With Built-in Control at Minimum

It turns out that simply turning the attached speed control to min (with it connected directly to the fan header on the motherboard) gives a voltage lower than the 5V min of the Fanmate, and it makes the fan spin slower and quieter: Mike measured 29 dBA/1m at this setting which is at least below the 30 dBA/1m level we define as quiet. (Editor's Note: It's still 12 dBA higher -- more than twice the noise -- than the 16 dBA claimed by CoolerMaster; did they put the sound level meter on the next floor?)

Then, in order to see how much quieter the fan could go, the built-in speed control was turned down while plugged into the Fanmate set to min. After some experimentation, it was determined that 1600 RPM was about the lowest speed at which a safe cooling performance could be obtained. The two results are tabulated below, along with a comparison against the Zalman 7000Cu at 5V.

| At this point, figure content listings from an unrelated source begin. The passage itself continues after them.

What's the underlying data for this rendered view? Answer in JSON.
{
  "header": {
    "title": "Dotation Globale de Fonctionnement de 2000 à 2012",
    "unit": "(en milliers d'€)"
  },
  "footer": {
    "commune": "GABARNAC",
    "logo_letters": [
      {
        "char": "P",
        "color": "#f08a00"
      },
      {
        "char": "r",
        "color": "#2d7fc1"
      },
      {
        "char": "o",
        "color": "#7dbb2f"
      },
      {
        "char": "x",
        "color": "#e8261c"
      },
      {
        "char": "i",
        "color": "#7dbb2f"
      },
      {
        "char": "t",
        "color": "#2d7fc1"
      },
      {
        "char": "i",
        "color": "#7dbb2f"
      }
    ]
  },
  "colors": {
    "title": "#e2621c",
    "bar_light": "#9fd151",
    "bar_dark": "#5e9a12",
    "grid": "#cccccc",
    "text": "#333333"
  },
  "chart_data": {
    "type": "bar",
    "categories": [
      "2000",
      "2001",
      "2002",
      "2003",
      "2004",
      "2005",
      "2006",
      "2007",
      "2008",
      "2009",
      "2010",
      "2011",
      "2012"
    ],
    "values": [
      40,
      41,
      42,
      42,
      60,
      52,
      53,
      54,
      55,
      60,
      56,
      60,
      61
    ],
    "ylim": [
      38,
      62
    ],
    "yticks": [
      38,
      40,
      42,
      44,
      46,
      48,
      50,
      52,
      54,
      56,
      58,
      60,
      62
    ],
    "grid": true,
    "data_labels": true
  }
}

Stock Fan at or lower than 2600 RPM (5V)
Heatsink
RPM
Load
°C Rise
°C/W MP
°C/W TDP
Noise
(dBA/1m)
VD - Fanmate1 at Min; Built-in Control at max (5V)
2600
46°C
23
0.29
0.36
34
VD - Built-in Control at Min
2350
48°C
23
0.31
0.39
29
VD - Built-in Control at 1 o'clock; Fanmate1 at Min
1600
56°C
33
0.41
0.52
22
Zalman 7000A-Cu at 5V
1350
48°C
24
0.30
0.38
23

As you can see in the table above, at roughly the same low noise level of 22-23 dBA/1m, the Vortex Dream is a hot 8°C behind the Zalman. The 33°C temp rise is at the limit of safe cooling for the CPU. The noise of the fan at this speed has some buzzing, humming and chuffing, but it's all at a low enough level that none of it is really consequential. It will be masked by other component noises or damped by the case.